CAROLINE CULOT You could call it taking a belated gap-year. Because when Anna Cottrell retired as a teacher, she decided to take a break from her husband and family in Norfolk and pursue her dream of going on an adventure in Africa.

CAROLINE CULOT

You could call it taking a belated gap-year. Because when Anna Cottrell, 61, retired as a teacher, she decided to take a break from her husband and family in Norfolk and pursue her dream of going on an adventure in Africa.

Mrs Cottrell, a former French teacher at Flegg High School at Martham, near Yarmouth, decided that gardening and going to WI meetings in her retirement was not for her - so she looked up volunteer work on the Internet and found herself on a three month trip of a lifetime to Ghana.

Her experience took her to the town of Klikor, in the Ketu district of south-east Ghana, and to a nearby village where she met a fetishist chief and his vestal virgins and agreed to help save a dying African tradition.

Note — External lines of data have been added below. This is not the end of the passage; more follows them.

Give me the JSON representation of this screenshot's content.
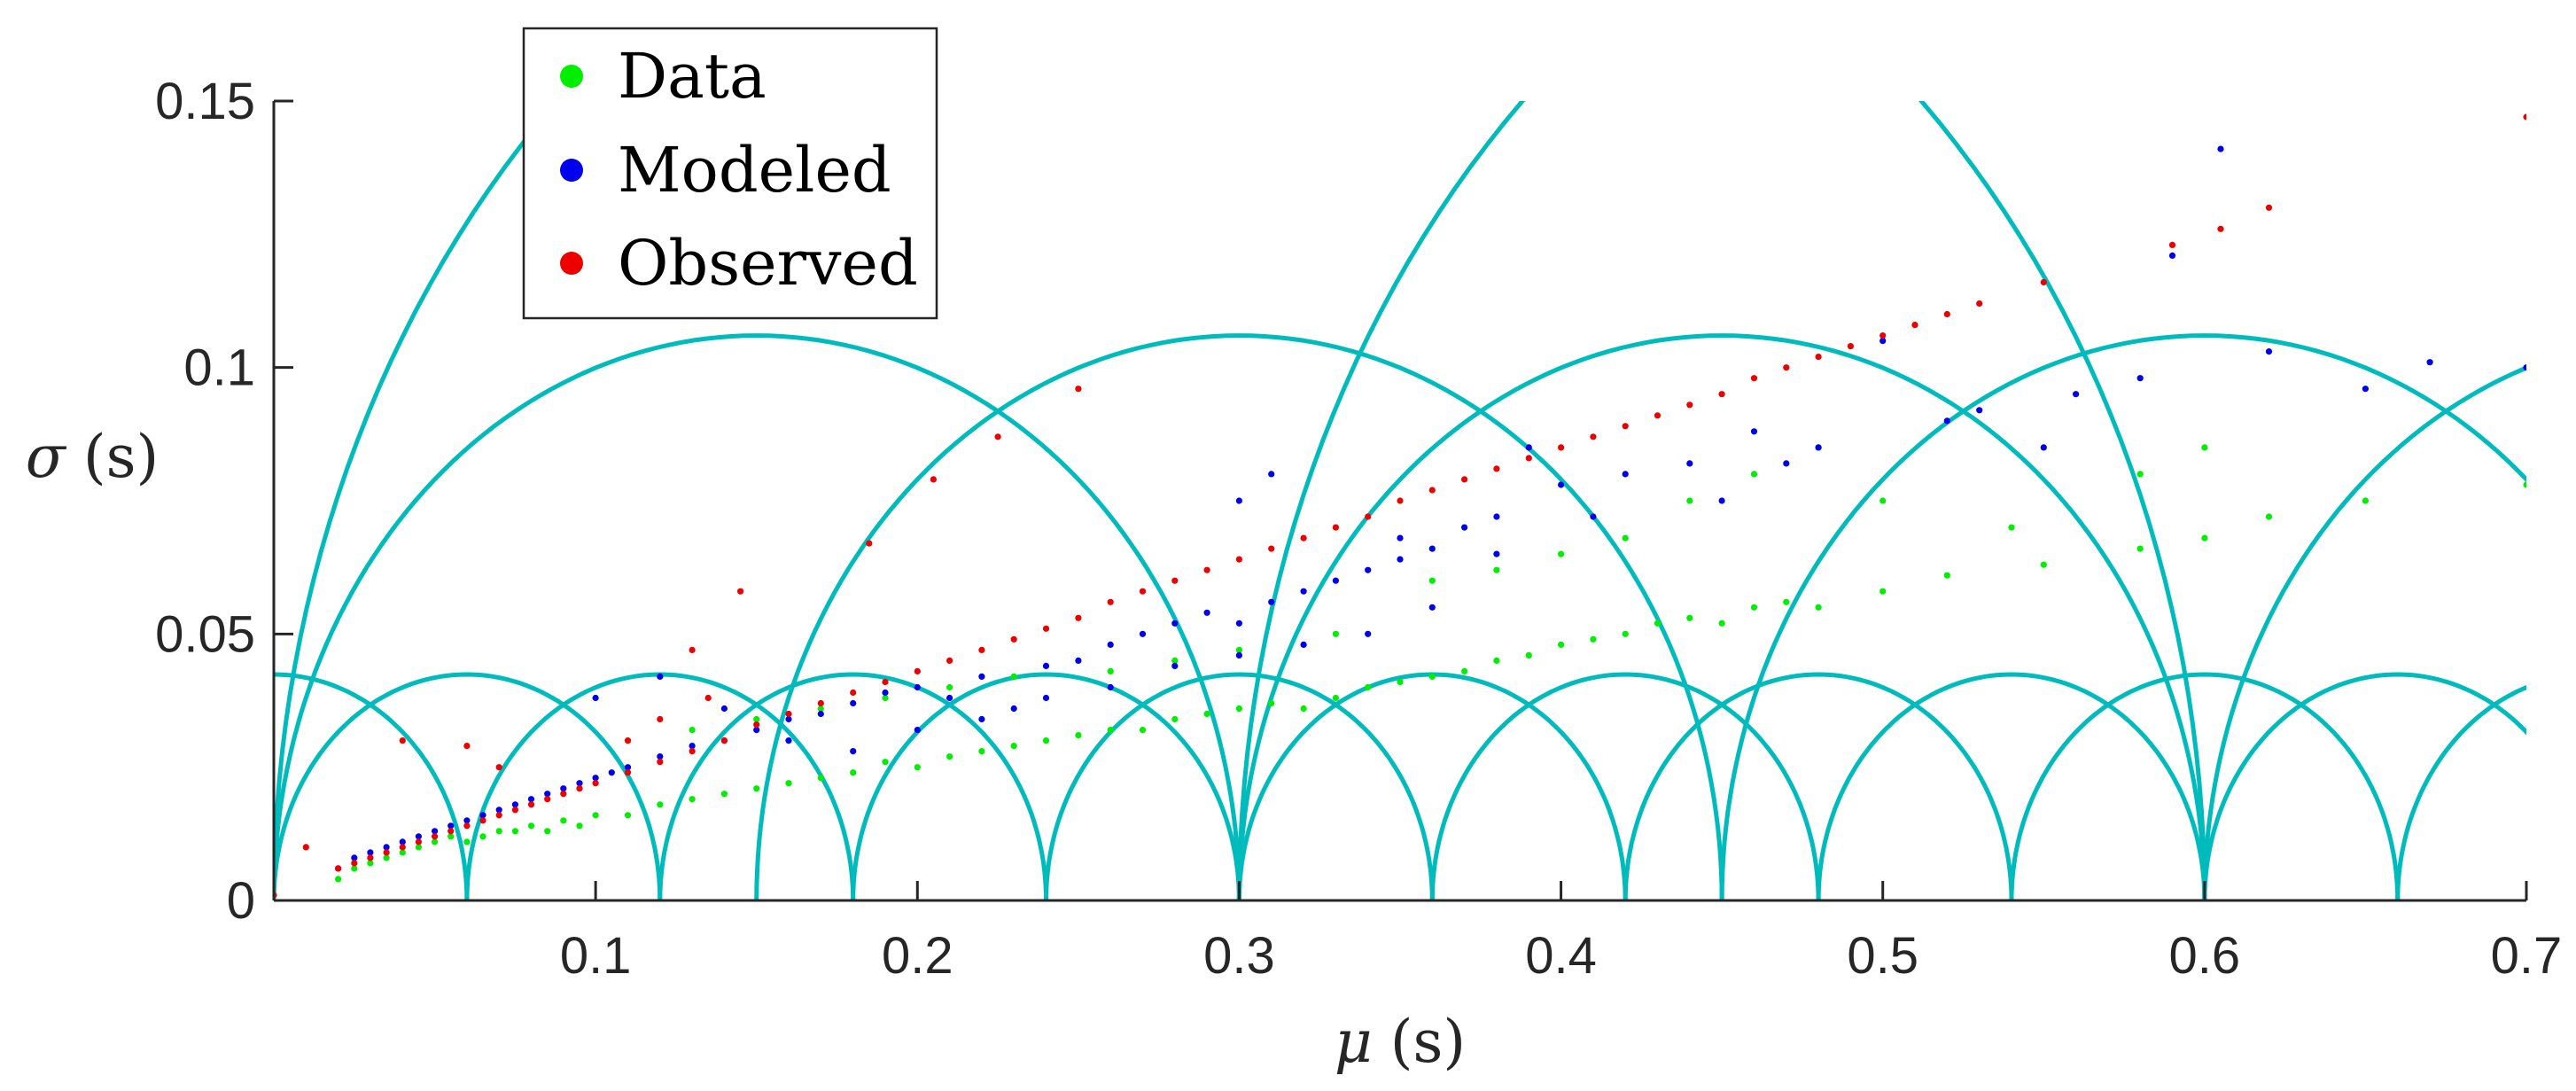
{
  "chart_data": {
    "type": "scatter",
    "title": "",
    "xlabel": "μ (s)",
    "ylabel": "σ (s)",
    "xlabel_symbol": "μ",
    "ylabel_symbol": "σ",
    "unit_label": "(s)",
    "xlim": [
      0,
      0.7
    ],
    "ylim": [
      0,
      0.15
    ],
    "xticks": [
      0.1,
      0.2,
      0.3,
      0.4,
      0.5,
      0.6,
      0.7
    ],
    "xtick_labels": [
      "0.1",
      "0.2",
      "0.3",
      "0.4",
      "0.5",
      "0.6",
      "0.7"
    ],
    "yticks": [
      0,
      0.05,
      0.1,
      0.15
    ],
    "ytick_labels": [
      "0",
      "0.05",
      "0.1",
      "0.15"
    ],
    "grid": false,
    "legend_position": "top-left",
    "series": [
      {
        "name": "Data",
        "color": "#00ee00",
        "marker": "dot",
        "trend": "y ≈ 0.115·x + 0.002 (wide scatter)",
        "points": [
          [
            0.02,
            0.004
          ],
          [
            0.025,
            0.006
          ],
          [
            0.03,
            0.007
          ],
          [
            0.035,
            0.008
          ],
          [
            0.04,
            0.009
          ],
          [
            0.045,
            0.01
          ],
          [
            0.05,
            0.011
          ],
          [
            0.055,
            0.012
          ],
          [
            0.06,
            0.011
          ],
          [
            0.065,
            0.012
          ],
          [
            0.07,
            0.013
          ],
          [
            0.075,
            0.013
          ],
          [
            0.08,
            0.014
          ],
          [
            0.085,
            0.013
          ],
          [
            0.09,
            0.015
          ],
          [
            0.095,
            0.014
          ],
          [
            0.1,
            0.016
          ],
          [
            0.11,
            0.016
          ],
          [
            0.12,
            0.018
          ],
          [
            0.13,
            0.019
          ],
          [
            0.14,
            0.02
          ],
          [
            0.15,
            0.021
          ],
          [
            0.16,
            0.022
          ],
          [
            0.17,
            0.023
          ],
          [
            0.18,
            0.024
          ],
          [
            0.19,
            0.026
          ],
          [
            0.2,
            0.025
          ],
          [
            0.21,
            0.027
          ],
          [
            0.22,
            0.028
          ],
          [
            0.23,
            0.029
          ],
          [
            0.24,
            0.03
          ],
          [
            0.25,
            0.031
          ],
          [
            0.26,
            0.032
          ],
          [
            0.27,
            0.032
          ],
          [
            0.28,
            0.034
          ],
          [
            0.29,
            0.035
          ],
          [
            0.3,
            0.036
          ],
          [
            0.31,
            0.037
          ],
          [
            0.32,
            0.036
          ],
          [
            0.33,
            0.038
          ],
          [
            0.34,
            0.04
          ],
          [
            0.35,
            0.041
          ],
          [
            0.36,
            0.042
          ],
          [
            0.37,
            0.043
          ],
          [
            0.38,
            0.045
          ],
          [
            0.39,
            0.046
          ],
          [
            0.4,
            0.048
          ],
          [
            0.41,
            0.049
          ],
          [
            0.42,
            0.05
          ],
          [
            0.43,
            0.052
          ],
          [
            0.44,
            0.053
          ],
          [
            0.45,
            0.052
          ],
          [
            0.46,
            0.055
          ],
          [
            0.47,
            0.056
          ],
          [
            0.48,
            0.055
          ],
          [
            0.5,
            0.058
          ],
          [
            0.52,
            0.061
          ],
          [
            0.55,
            0.063
          ],
          [
            0.58,
            0.066
          ],
          [
            0.6,
            0.068
          ],
          [
            0.62,
            0.072
          ],
          [
            0.11,
            0.03
          ],
          [
            0.13,
            0.032
          ],
          [
            0.15,
            0.034
          ],
          [
            0.17,
            0.036
          ],
          [
            0.19,
            0.038
          ],
          [
            0.21,
            0.04
          ],
          [
            0.23,
            0.042
          ],
          [
            0.26,
            0.043
          ],
          [
            0.28,
            0.045
          ],
          [
            0.3,
            0.047
          ],
          [
            0.33,
            0.05
          ],
          [
            0.36,
            0.06
          ],
          [
            0.38,
            0.062
          ],
          [
            0.4,
            0.065
          ],
          [
            0.42,
            0.068
          ],
          [
            0.44,
            0.075
          ],
          [
            0.46,
            0.08
          ],
          [
            0.48,
            0.085
          ],
          [
            0.5,
            0.075
          ],
          [
            0.54,
            0.07
          ],
          [
            0.58,
            0.08
          ],
          [
            0.6,
            0.085
          ],
          [
            0.65,
            0.075
          ],
          [
            0.7,
            0.078
          ]
        ]
      },
      {
        "name": "Modeled",
        "color": "#0000ee",
        "marker": "dot",
        "trend": "y ≈ 0.16·x + 0.004 (moderate scatter)",
        "points": [
          [
            0.02,
            0.006
          ],
          [
            0.025,
            0.008
          ],
          [
            0.03,
            0.009
          ],
          [
            0.035,
            0.01
          ],
          [
            0.04,
            0.011
          ],
          [
            0.045,
            0.012
          ],
          [
            0.05,
            0.013
          ],
          [
            0.055,
            0.014
          ],
          [
            0.06,
            0.015
          ],
          [
            0.065,
            0.016
          ],
          [
            0.07,
            0.017
          ],
          [
            0.075,
            0.018
          ],
          [
            0.08,
            0.019
          ],
          [
            0.085,
            0.02
          ],
          [
            0.09,
            0.021
          ],
          [
            0.095,
            0.022
          ],
          [
            0.1,
            0.023
          ],
          [
            0.105,
            0.024
          ],
          [
            0.11,
            0.025
          ],
          [
            0.12,
            0.027
          ],
          [
            0.13,
            0.029
          ],
          [
            0.14,
            0.03
          ],
          [
            0.15,
            0.032
          ],
          [
            0.16,
            0.034
          ],
          [
            0.17,
            0.035
          ],
          [
            0.18,
            0.037
          ],
          [
            0.19,
            0.039
          ],
          [
            0.2,
            0.04
          ],
          [
            0.21,
            0.038
          ],
          [
            0.22,
            0.042
          ],
          [
            0.23,
            0.036
          ],
          [
            0.24,
            0.044
          ],
          [
            0.25,
            0.045
          ],
          [
            0.26,
            0.048
          ],
          [
            0.27,
            0.05
          ],
          [
            0.28,
            0.052
          ],
          [
            0.29,
            0.054
          ],
          [
            0.3,
            0.052
          ],
          [
            0.31,
            0.056
          ],
          [
            0.32,
            0.058
          ],
          [
            0.33,
            0.06
          ],
          [
            0.34,
            0.062
          ],
          [
            0.35,
            0.064
          ],
          [
            0.36,
            0.066
          ],
          [
            0.37,
            0.07
          ],
          [
            0.38,
            0.072
          ],
          [
            0.39,
            0.085
          ],
          [
            0.4,
            0.078
          ],
          [
            0.41,
            0.072
          ],
          [
            0.42,
            0.08
          ],
          [
            0.44,
            0.082
          ],
          [
            0.46,
            0.088
          ],
          [
            0.48,
            0.085
          ],
          [
            0.5,
            0.105
          ],
          [
            0.53,
            0.092
          ],
          [
            0.56,
            0.095
          ],
          [
            0.58,
            0.098
          ],
          [
            0.59,
            0.121
          ],
          [
            0.605,
            0.141
          ],
          [
            0.62,
            0.103
          ],
          [
            0.65,
            0.096
          ],
          [
            0.67,
            0.101
          ],
          [
            0.7,
            0.1
          ],
          [
            0.1,
            0.038
          ],
          [
            0.12,
            0.042
          ],
          [
            0.14,
            0.036
          ],
          [
            0.16,
            0.03
          ],
          [
            0.18,
            0.028
          ],
          [
            0.2,
            0.032
          ],
          [
            0.22,
            0.034
          ],
          [
            0.24,
            0.038
          ],
          [
            0.26,
            0.04
          ],
          [
            0.28,
            0.044
          ],
          [
            0.3,
            0.046
          ],
          [
            0.32,
            0.048
          ],
          [
            0.34,
            0.05
          ],
          [
            0.36,
            0.055
          ],
          [
            0.38,
            0.065
          ],
          [
            0.3,
            0.075
          ],
          [
            0.31,
            0.08
          ],
          [
            0.35,
            0.068
          ],
          [
            0.45,
            0.075
          ],
          [
            0.47,
            0.082
          ],
          [
            0.52,
            0.09
          ],
          [
            0.55,
            0.085
          ]
        ]
      },
      {
        "name": "Observed",
        "color": "#ee0000",
        "marker": "dot",
        "trend": "y ≈ 0.21·x + 0.002 (tight line)",
        "points": [
          [
            0.0,
            0.001
          ],
          [
            0.02,
            0.006
          ],
          [
            0.025,
            0.007
          ],
          [
            0.03,
            0.008
          ],
          [
            0.035,
            0.009
          ],
          [
            0.04,
            0.01
          ],
          [
            0.045,
            0.011
          ],
          [
            0.05,
            0.012
          ],
          [
            0.055,
            0.013
          ],
          [
            0.06,
            0.014
          ],
          [
            0.065,
            0.015
          ],
          [
            0.07,
            0.016
          ],
          [
            0.075,
            0.017
          ],
          [
            0.08,
            0.018
          ],
          [
            0.085,
            0.019
          ],
          [
            0.09,
            0.02
          ],
          [
            0.095,
            0.021
          ],
          [
            0.1,
            0.022
          ],
          [
            0.11,
            0.024
          ],
          [
            0.12,
            0.026
          ],
          [
            0.13,
            0.028
          ],
          [
            0.14,
            0.03
          ],
          [
            0.15,
            0.033
          ],
          [
            0.16,
            0.035
          ],
          [
            0.17,
            0.037
          ],
          [
            0.18,
            0.039
          ],
          [
            0.19,
            0.041
          ],
          [
            0.2,
            0.043
          ],
          [
            0.21,
            0.045
          ],
          [
            0.22,
            0.047
          ],
          [
            0.23,
            0.049
          ],
          [
            0.24,
            0.051
          ],
          [
            0.25,
            0.053
          ],
          [
            0.26,
            0.056
          ],
          [
            0.27,
            0.058
          ],
          [
            0.28,
            0.06
          ],
          [
            0.29,
            0.062
          ],
          [
            0.3,
            0.064
          ],
          [
            0.31,
            0.066
          ],
          [
            0.32,
            0.068
          ],
          [
            0.33,
            0.07
          ],
          [
            0.34,
            0.072
          ],
          [
            0.35,
            0.075
          ],
          [
            0.36,
            0.077
          ],
          [
            0.37,
            0.079
          ],
          [
            0.38,
            0.081
          ],
          [
            0.39,
            0.083
          ],
          [
            0.4,
            0.085
          ],
          [
            0.41,
            0.087
          ],
          [
            0.42,
            0.089
          ],
          [
            0.43,
            0.091
          ],
          [
            0.44,
            0.093
          ],
          [
            0.45,
            0.095
          ],
          [
            0.46,
            0.098
          ],
          [
            0.47,
            0.1
          ],
          [
            0.48,
            0.102
          ],
          [
            0.49,
            0.104
          ],
          [
            0.5,
            0.106
          ],
          [
            0.51,
            0.108
          ],
          [
            0.52,
            0.11
          ],
          [
            0.53,
            0.112
          ],
          [
            0.55,
            0.116
          ],
          [
            0.59,
            0.123
          ],
          [
            0.605,
            0.126
          ],
          [
            0.62,
            0.13
          ],
          [
            0.7,
            0.147
          ],
          [
            0.04,
            0.03
          ],
          [
            0.06,
            0.029
          ],
          [
            0.07,
            0.025
          ],
          [
            0.11,
            0.03
          ],
          [
            0.13,
            0.047
          ],
          [
            0.145,
            0.058
          ],
          [
            0.185,
            0.067
          ],
          [
            0.205,
            0.079
          ],
          [
            0.225,
            0.087
          ],
          [
            0.25,
            0.096
          ],
          [
            0.12,
            0.034
          ],
          [
            0.135,
            0.038
          ],
          [
            0.01,
            0.01
          ]
        ]
      }
    ],
    "overlay_curves": {
      "color": "#00bbbb",
      "description": "semicircular arcs (two families) plus two larger arcs",
      "small_arcs": {
        "radius": 0.06,
        "height": 0.0424,
        "centers": [
          0.06,
          0.18,
          0.3,
          0.42,
          0.54,
          0.66
        ]
      },
      "small_arcs_b": {
        "radius": 0.06,
        "height": 0.0424,
        "centers": [
          0.0,
          0.12,
          0.24,
          0.36,
          0.48,
          0.6,
          0.72
        ]
      },
      "large_arcs": {
        "radius": 0.15,
        "height": 0.106,
        "centers": [
          0.15,
          0.3,
          0.45,
          0.6,
          0.75
        ]
      },
      "edge_arcs": {
        "radius": 0.3,
        "height": 0.212,
        "centers": [
          0.3,
          0.6
        ]
      }
    }
  }
}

Mrs Cottrell, from Brundall, went to Ghana armed with traditional stories such as Cinderella and Goldilocks, which she told to local school children but she never imagined that she would discover an age-old tradition of African story-telling.

She befriended a group of story-tellers who regularly recounted tales in the moonlight to children after they had done their chores. These stories had been re-told for generations but never ever written down.

Mrs Cottrell recorded the stories and had them translated into English to bring back to Norfolk. But more importantly, she also helped record the stories in the native Ewe language in the hope that the tales could be made available to people who lived far away.

“It is thought to be the first time these ancient stories have ever been recorded and I wanted to help keep alive the tradition of story telling in Africa,” said Mrs Cottrell.

A retired headteacher Togbi Kumassah took Mrs Cottrell to a village chief for permission to do the recording. In the village, rituals were performed including vestal virgins being kept as the property of a shrine, but Mrs Cottrell said she had no qualms about the meeting.

“He was a very cultured man and we met in a basic, brick built house. He pulled out this bottle of white French wine but had no corkscrew - so it was passed round with everyone trying to open it.

“Eventually someone did and then a huge tumbler was passed to me and I thought - how much do I put in, what is acceptable and then I thought it's only 10.30 in the morning.”

After being granted permission to record the stories, she then listened for over an hour while the group recounted about six different tales which have been translated to be titled The Catfish and the Birds, the Elephant and the Tortoise, the Goat Farmer and the Thief, Gosevide the Hunter and Zomanagh the Rich man and the Spider. The group of narrators, eight men and one woman, also used handmade instruments to accompany their tales.

Each of the tales has a moral and is aimed at teaching people about what is acceptable behaviour in their own community.

After recently returning from Ghana, Mrs Cottrell is now hoping to tell the stories to local school children or use them as part of a project for secondary schools as well return to Klikor and help Mr Kumassah circulate the taped stories.